Julie, Lori, Ralph, and Tober joined us for our after-party and the silliness and good times continued. When you meet people you just click with, even if you don’t see them or speak to them that often, it just works. Good, good people.

The after party – 2014

Since 2014, our lives have changed a lot. Some worse, some better, but we’re still thriving and surviving. Julie has come to the walk several more times to support us, even when her husband was struggling with a serious health issue. Lori had plans to join us one year, but a pesky hurricane kept her close to home in Florida. We are no longer members of the online support group, but keep in touch via Facebook.

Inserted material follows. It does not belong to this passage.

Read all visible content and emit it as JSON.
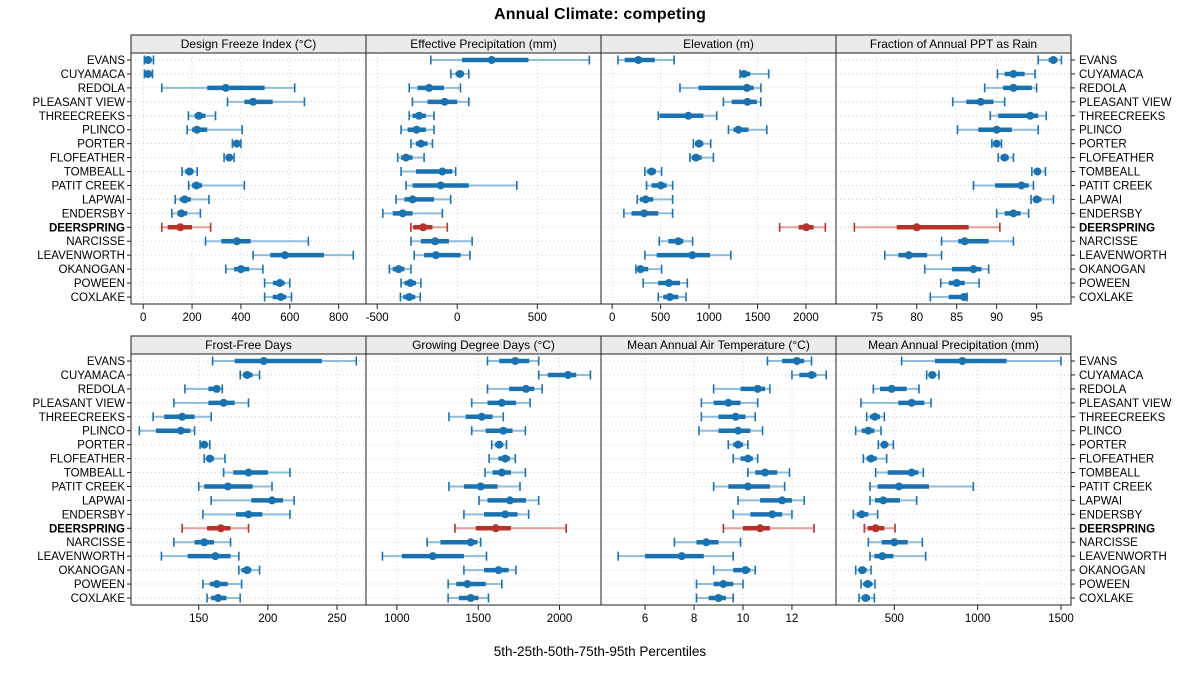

Thankfully we were all able to get together again this year for the 11th annual KAT-Walk & Karo-5k. As it was five years ago, the weather was chilly and a few showers moved through. Lori dressed appropriately, Ralph wore shorts, silly man! Tober is his usual amazing doggy self. What a good, good service dog.

Ralph did the walk with Tober, Julie helped me out in the brain aneurysm tent and Lori ran/walked the 5-k. She’s amazing.

We decided to recreate our “bench photo” from five years ago to mark the occasion. I’m five years older and about 10 pounds heavier, but we still had a lot of fun.

Then they joined us for the after-party which was filled with laughter and medical stories. Survivors LOVE to share & compare their stories and to give great details – myself included. The great thing about these ladies though, is that there is great empathy for one another. Yes, brain aneurysms brought us together, but we’re now connected in other ways and we respect and care about each other’s families. Now THAT is a support group.

So, as I “celebrate” surviving my ruptured brain aneurysm 13 years ago, I also celebrate finding these two terrific ladies and THANK them for helping me get through my recovery, healing, and living.